Time For a Global Treaty To Protect Patients Against Fake and Substandard Drugs

This post comes to us from Dr. Paul Orhii, Director General of Nigeria's National Agency for Food and Drug Administration and Control, and Roger Bate, Adjunct Scholar at the American Enterprise Institute.

A decade ago, half of Nigeria’s medicines were fake or substandard. Today, it’s less than 15 percent, based on a new study I’ve published today with Paul Orhii, Head of NAFDAC (Nigeria’s health regulator), and others.


The Nigerian government has accomplished this by
seizing shipments of fake medicines, making arrests, and deploying hand-held technology to help find bad drugs before they hit the marketplace.

TruScan, a handheld raman spectrometer that can determine, with considerable accuracy, whether a sample of medicine has the appropriate chemical makeup or not. NAFDAC agents are deploying the tool in the field; when samples fail the TruScan test, they’re collected and followed up with testing in the lab.
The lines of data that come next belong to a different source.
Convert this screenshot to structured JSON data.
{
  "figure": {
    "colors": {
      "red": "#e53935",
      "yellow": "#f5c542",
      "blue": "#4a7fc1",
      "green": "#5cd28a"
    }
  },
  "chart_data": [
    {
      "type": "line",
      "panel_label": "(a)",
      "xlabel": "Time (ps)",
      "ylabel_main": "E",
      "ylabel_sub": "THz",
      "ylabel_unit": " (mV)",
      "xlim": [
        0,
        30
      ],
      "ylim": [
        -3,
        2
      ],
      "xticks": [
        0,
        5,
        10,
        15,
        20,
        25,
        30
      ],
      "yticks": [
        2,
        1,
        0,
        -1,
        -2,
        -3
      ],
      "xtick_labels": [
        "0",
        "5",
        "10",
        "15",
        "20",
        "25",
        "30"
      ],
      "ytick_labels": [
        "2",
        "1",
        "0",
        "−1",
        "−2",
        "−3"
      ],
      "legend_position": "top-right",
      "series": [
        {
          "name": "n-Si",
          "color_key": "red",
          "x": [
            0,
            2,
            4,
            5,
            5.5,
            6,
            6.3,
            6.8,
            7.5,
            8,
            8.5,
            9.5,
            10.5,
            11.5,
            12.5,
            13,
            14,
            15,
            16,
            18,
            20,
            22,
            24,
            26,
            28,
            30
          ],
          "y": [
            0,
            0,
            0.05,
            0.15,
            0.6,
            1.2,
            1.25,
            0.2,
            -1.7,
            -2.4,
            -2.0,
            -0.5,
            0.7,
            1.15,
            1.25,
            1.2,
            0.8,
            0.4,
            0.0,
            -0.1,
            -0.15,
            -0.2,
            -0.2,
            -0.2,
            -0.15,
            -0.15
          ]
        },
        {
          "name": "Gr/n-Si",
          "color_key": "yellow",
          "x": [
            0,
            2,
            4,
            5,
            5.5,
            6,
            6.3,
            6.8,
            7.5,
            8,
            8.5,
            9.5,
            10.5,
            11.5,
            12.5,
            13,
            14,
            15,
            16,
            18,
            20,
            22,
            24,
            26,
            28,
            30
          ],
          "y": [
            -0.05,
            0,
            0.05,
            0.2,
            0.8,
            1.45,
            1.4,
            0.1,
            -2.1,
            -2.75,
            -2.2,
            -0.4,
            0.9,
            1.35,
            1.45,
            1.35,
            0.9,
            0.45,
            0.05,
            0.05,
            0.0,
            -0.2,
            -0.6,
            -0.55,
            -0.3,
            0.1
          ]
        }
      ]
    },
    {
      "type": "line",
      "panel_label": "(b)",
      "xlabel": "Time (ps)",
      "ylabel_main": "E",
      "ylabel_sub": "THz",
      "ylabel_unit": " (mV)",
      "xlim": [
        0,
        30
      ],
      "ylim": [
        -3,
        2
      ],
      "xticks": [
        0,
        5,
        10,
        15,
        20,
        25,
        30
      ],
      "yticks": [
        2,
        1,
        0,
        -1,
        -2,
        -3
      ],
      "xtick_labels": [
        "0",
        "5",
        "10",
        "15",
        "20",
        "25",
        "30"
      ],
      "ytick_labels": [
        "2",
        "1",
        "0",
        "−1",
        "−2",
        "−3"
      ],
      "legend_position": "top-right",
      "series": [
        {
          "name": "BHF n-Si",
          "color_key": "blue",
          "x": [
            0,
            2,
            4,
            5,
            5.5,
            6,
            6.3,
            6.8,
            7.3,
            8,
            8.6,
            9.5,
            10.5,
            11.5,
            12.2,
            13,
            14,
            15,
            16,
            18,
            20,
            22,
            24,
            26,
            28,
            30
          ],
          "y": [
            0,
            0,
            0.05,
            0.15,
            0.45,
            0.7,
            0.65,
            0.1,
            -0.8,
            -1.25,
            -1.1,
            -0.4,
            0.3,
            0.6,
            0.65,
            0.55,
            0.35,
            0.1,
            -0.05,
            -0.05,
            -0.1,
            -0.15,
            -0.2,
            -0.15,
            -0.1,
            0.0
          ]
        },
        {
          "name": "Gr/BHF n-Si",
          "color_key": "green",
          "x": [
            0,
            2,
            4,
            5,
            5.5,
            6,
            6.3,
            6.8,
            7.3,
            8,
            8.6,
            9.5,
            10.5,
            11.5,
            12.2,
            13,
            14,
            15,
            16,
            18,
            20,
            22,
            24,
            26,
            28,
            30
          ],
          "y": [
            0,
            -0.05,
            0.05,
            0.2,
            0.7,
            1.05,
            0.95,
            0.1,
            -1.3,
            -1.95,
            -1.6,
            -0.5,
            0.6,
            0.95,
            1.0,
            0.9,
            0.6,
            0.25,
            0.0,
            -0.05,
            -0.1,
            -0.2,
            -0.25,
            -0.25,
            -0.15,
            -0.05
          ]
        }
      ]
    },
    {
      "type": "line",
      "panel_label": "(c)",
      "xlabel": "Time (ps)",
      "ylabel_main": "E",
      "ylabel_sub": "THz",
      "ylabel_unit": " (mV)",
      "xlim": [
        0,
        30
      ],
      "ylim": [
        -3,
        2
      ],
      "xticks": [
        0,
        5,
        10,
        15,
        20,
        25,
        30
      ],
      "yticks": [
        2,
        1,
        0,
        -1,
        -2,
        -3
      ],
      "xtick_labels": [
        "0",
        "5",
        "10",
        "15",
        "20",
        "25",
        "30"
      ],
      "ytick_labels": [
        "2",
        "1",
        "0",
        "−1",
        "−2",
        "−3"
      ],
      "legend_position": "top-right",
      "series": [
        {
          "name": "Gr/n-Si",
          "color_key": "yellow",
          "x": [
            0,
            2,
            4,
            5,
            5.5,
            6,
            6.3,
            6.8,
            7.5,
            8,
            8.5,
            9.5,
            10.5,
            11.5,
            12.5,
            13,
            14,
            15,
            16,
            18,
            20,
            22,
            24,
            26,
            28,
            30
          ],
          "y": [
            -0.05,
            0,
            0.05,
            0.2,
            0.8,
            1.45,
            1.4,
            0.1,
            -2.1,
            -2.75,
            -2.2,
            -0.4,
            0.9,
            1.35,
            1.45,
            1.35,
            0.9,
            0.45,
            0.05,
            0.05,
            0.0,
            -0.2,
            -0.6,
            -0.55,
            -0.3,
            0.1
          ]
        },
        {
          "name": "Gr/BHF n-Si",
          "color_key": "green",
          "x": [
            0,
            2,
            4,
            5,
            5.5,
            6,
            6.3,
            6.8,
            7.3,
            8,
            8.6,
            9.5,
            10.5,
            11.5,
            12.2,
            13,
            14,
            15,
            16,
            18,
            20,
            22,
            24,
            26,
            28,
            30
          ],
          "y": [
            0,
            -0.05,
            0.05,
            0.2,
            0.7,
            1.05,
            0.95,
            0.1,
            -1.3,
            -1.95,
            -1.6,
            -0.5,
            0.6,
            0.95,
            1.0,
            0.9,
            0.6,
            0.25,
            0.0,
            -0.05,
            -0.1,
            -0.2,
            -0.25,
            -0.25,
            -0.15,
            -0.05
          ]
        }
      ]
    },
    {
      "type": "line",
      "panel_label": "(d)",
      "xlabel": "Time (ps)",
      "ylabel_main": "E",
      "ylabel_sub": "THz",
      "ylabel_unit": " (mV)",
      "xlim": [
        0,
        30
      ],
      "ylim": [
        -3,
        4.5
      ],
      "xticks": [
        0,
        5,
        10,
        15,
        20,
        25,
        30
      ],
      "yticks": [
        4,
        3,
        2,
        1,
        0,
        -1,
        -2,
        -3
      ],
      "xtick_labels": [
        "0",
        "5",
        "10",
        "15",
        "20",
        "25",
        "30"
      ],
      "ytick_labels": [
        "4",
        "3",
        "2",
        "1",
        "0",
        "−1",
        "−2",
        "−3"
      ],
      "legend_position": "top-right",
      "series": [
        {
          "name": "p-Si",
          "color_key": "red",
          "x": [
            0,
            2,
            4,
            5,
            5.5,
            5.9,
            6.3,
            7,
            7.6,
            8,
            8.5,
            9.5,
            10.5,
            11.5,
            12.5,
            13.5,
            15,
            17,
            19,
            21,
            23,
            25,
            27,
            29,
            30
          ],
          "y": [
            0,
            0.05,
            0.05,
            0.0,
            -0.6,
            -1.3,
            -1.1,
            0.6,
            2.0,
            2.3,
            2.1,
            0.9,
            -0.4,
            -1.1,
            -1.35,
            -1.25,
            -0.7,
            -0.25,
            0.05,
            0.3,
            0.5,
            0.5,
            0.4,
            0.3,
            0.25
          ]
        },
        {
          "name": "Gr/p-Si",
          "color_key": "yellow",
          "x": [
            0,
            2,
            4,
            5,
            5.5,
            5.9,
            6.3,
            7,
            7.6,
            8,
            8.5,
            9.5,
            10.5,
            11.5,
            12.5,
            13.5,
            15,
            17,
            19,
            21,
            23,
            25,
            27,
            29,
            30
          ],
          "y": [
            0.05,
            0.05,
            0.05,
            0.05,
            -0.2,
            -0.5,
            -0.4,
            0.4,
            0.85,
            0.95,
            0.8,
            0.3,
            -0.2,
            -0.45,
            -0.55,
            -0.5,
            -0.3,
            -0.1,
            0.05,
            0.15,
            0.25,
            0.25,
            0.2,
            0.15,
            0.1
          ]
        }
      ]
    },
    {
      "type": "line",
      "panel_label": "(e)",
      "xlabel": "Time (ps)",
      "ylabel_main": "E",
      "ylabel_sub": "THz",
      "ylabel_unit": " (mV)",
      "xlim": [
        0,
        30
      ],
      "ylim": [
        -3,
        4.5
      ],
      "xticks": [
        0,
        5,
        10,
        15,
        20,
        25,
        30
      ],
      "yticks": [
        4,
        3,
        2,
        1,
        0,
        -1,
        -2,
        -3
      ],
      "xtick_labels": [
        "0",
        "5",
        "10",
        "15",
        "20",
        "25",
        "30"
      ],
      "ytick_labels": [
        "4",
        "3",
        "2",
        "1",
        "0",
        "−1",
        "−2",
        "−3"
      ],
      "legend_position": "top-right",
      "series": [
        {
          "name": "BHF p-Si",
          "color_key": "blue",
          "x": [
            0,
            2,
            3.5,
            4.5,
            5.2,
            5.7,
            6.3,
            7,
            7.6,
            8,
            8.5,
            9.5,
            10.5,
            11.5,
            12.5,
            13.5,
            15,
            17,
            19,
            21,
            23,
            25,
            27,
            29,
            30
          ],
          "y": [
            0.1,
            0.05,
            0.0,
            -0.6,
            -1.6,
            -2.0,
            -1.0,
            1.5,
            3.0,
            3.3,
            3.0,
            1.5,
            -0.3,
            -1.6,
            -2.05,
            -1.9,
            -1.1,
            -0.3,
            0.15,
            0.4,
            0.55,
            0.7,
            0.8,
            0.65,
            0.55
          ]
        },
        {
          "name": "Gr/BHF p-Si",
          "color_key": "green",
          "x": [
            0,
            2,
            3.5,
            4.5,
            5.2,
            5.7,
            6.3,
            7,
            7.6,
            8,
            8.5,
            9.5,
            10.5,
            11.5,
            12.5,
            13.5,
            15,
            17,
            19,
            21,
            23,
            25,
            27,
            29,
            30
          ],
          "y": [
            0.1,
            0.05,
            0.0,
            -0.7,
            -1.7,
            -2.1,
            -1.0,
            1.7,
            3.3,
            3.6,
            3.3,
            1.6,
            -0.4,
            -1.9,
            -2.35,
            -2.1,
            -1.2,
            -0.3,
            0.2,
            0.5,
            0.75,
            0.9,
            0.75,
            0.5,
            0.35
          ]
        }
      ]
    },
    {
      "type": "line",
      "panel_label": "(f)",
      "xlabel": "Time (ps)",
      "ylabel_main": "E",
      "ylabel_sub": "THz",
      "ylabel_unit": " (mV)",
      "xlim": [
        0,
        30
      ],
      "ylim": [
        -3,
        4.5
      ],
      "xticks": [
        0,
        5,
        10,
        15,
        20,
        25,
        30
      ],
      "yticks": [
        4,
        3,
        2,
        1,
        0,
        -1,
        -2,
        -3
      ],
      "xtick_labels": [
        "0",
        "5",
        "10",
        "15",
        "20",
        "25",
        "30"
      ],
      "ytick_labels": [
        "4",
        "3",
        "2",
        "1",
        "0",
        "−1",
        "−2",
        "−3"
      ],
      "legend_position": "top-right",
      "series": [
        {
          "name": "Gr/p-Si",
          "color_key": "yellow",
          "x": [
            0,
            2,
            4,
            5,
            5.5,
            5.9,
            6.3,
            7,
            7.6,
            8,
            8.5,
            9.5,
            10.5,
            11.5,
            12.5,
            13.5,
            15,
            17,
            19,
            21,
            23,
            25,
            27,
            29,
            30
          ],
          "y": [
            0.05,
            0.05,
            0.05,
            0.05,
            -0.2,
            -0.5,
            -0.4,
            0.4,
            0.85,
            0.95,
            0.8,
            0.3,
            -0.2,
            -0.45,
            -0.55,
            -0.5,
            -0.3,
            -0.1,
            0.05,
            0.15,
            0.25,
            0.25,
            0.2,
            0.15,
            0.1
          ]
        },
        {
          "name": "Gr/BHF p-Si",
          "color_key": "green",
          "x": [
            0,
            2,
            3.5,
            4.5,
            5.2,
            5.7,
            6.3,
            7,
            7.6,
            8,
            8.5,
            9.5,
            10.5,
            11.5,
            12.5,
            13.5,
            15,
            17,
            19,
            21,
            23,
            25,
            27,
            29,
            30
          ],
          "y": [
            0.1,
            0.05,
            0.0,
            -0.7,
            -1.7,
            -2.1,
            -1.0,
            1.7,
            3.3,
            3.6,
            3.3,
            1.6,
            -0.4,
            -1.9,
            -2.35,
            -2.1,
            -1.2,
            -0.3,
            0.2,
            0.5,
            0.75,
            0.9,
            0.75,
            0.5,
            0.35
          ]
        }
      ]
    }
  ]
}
Our study comparing TruScan quality testing results with those from the lab is the largest field study of its kind to date. And the results demonstrate that the TruScan device is effective at identifying fake and substandard medicines, without falsely identifying good ones.

Nigeria’s progress is inspiring. Still, as we argue
in an op-ed on FoxNews.com today, there is only so much that Nigeria or any country can do on its own, or even through regional cooperation. Winning the global war on bad medicine will require an international treaty that sets clear standards for drug quality – and enforces severe penalties for offenders.

We’ve had a global treaty against counterfeit bank notes since 1929. Surely patients deserve the same protections in the 21st century. Until then, we may continue to win battles against purveyors of fake and substandard medicines, armed with new technologies and strong political leadership. But we will never win the war on bad medicine.